Monday, 27 August 2012

Warsaw: Books and dark architecture

As I earlier mentioned, I was on a weekend-trip to Warsaw. It was a group of writers, who write books for youth and children. First we went to see the Warsaw university's library which was an amazing building. The architect's key idea was to make a sort of a symbiosis between nature and city. The whole place was full of plants and it looked like it was from a sci-fi film.

The library had a huge roof garden, but when looking at the pictures one could think it is just some ordinary garden. Also, the coldness of last winter had killed some of the plants and it looked a bit dull.
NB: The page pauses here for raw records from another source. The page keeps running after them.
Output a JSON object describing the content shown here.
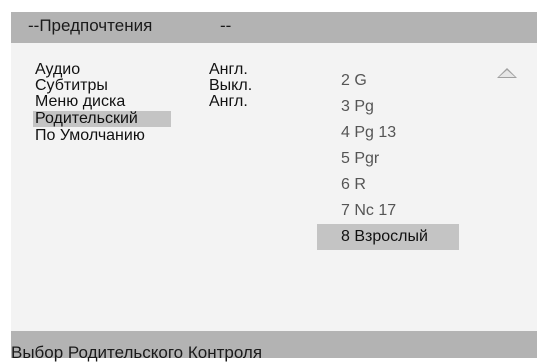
{
  "header": {
    "title": "--Предпочтения",
    "trailing": "--"
  },
  "menu": {
    "items": [
      {
        "label": "Аудио",
        "value": "Англ."
      },
      {
        "label": "Субтитры",
        "value": "Выкл."
      },
      {
        "label": "Меню диска",
        "value": "Англ."
      },
      {
        "label": "Родительский",
        "value": ""
      },
      {
        "label": "По Умолчанию",
        "value": ""
      }
    ],
    "selected": "Родительский"
  },
  "ratings": {
    "items": [
      "2 G",
      "3 Pg",
      "4 Pg 13",
      "5 Pgr",
      "6 R",
      "7 Nc 17",
      "8 Взрослый"
    ],
    "selected": "8 Взрослый",
    "scroll_icon": "triangle-up-icon"
  },
  "status": {
    "text": "Выбор Родительского Контроля"
  },
  "colors": {
    "bar": "#b3b3b3",
    "background": "#f3f3f3",
    "highlight": "#c4c4c4"
  }
}
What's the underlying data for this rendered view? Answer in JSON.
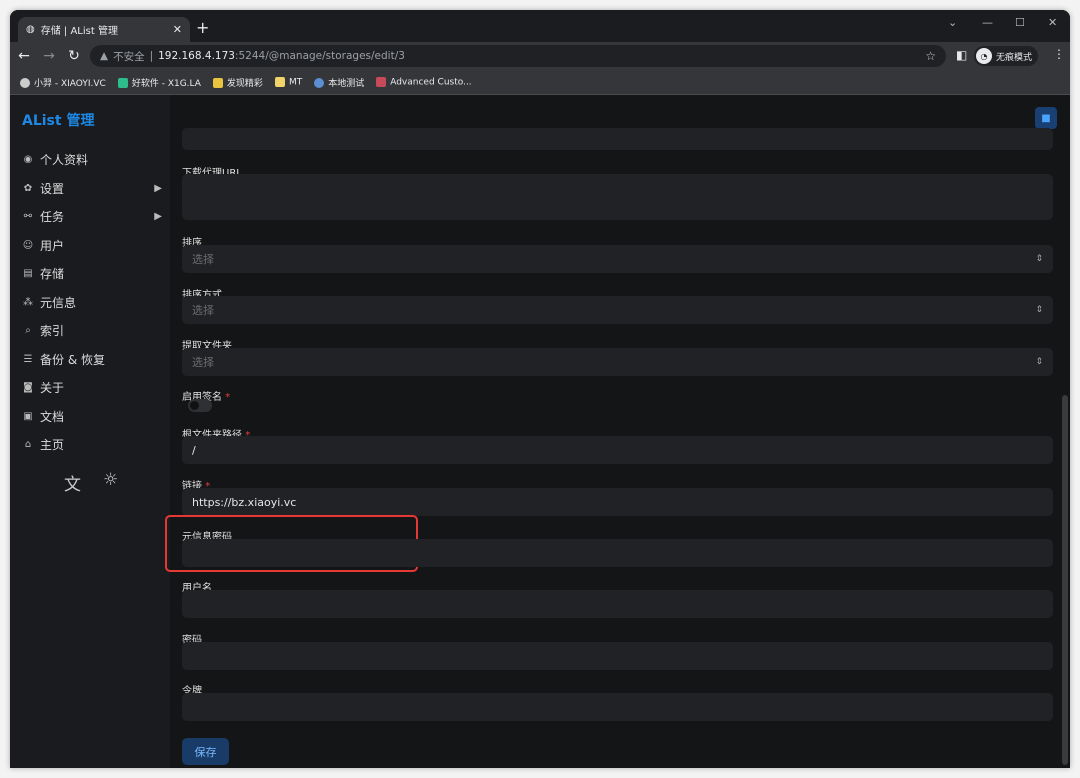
{
  "browser": {
    "tab_title": "存储 | AList 管理",
    "url_warning": "不安全",
    "url_host": "192.168.4.173",
    "url_rest": ":5244/@manage/storages/edit/3",
    "profile_label": "无痕模式",
    "bookmarks": [
      "小羿 - XIAOYI.VC",
      "好软件 - X1G.LA",
      "发现精彩",
      "MT",
      "本地测试",
      "Advanced Custo..."
    ]
  },
  "sidebar": {
    "brand": "AList 管理",
    "items": [
      {
        "label": "个人资料",
        "icon": "fingerprint-icon"
      },
      {
        "label": "设置",
        "icon": "gear-icon",
        "expandable": true
      },
      {
        "label": "任务",
        "icon": "workflow-icon",
        "expandable": true
      },
      {
        "label": "用户",
        "icon": "user-circle-icon"
      },
      {
        "label": "存储",
        "icon": "storage-icon"
      },
      {
        "label": "元信息",
        "icon": "meta-icon"
      },
      {
        "label": "索引",
        "icon": "search-icon"
      },
      {
        "label": "备份 & 恢复",
        "icon": "database-icon"
      },
      {
        "label": "关于",
        "icon": "info-icon"
      },
      {
        "label": "文档",
        "icon": "book-icon"
      },
      {
        "label": "主页",
        "icon": "home-icon"
      }
    ]
  },
  "form": {
    "fields": [
      {
        "label": "下载代理URL",
        "value": ""
      },
      {
        "label": "排序",
        "placeholder": "选择"
      },
      {
        "label": "排序方式",
        "placeholder": "选择"
      },
      {
        "label": "提取文件夹",
        "placeholder": "选择"
      },
      {
        "label": "启用签名",
        "required": true,
        "toggle": false
      },
      {
        "label": "根文件夹路径",
        "required": true,
        "value": "/"
      },
      {
        "label": "链接",
        "required": true,
        "value": "https://bz.xiaoyi.vc"
      },
      {
        "label": "元信息密码",
        "value": ""
      },
      {
        "label": "用户名",
        "value": ""
      },
      {
        "label": "密码",
        "value": ""
      },
      {
        "label": "令牌",
        "value": ""
      }
    ],
    "save_label": "保存",
    "required_mark": "*"
  },
  "colors": {
    "accent": "#1e88e5",
    "highlight": "#e53935"
  }
}
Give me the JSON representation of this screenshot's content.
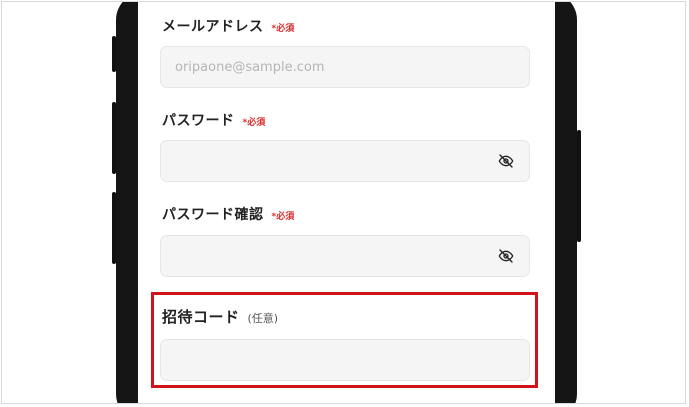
{
  "form": {
    "email": {
      "label": "メールアドレス",
      "required": "*必須",
      "placeholder": "oripaone@sample.com",
      "value": ""
    },
    "password": {
      "label": "パスワード",
      "required": "*必須",
      "value": "",
      "toggle_icon": "eye-off-icon"
    },
    "password_confirm": {
      "label": "パスワード確認",
      "required": "*必須",
      "value": "",
      "toggle_icon": "eye-off-icon"
    },
    "invite_code": {
      "label": "招待コード",
      "optional": "(任意)",
      "value": ""
    }
  },
  "colors": {
    "required_text": "#e02b2b",
    "highlight_border": "#d0121b",
    "field_bg": "#f5f5f5"
  }
}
The non-living green parts are copper and I must say I think it looked very stylish. The grey color of concrete made the place serene.

I adored other houses too. These were homes for humans instead of books and I just wish I some day could live in a house like them. Unfortunately that sort of places are not common in my hometown or even in Finland, so to fulfill my dream I must wait some years.

A detail, size of a small child
Private apartments, judging by the stuff on the balconies

Unfortunately the weather was a bit gloomy and chilly. It rained on Sunday, so I had to cancel the plan to go to the parks and visit all those palaces. Well, it leaves a reason to visit Warsaw again. I felt the weekend was way too short time to really get to know that city. I actually half-serious thought about spending a year in the university, since there can be studied Scandinavian languages.

Traffic Club

In Warsaw there was this gorgeous book store, Traffic Club. It was 5 floors, there was a cafeteria and armchairs to sit and browse the books, there were movies, music, office stuff and lots of other pretty and interesting things.

I bought seven books from there. Those were old classics like Dracula, The Phantom of the Opera and Dr Jekyll and Mr Hyde. Not fancy editions, just plain old Penguin Popular Classics. I wanted them because of the content, not looks. Though I must say some of special edition books are desirable.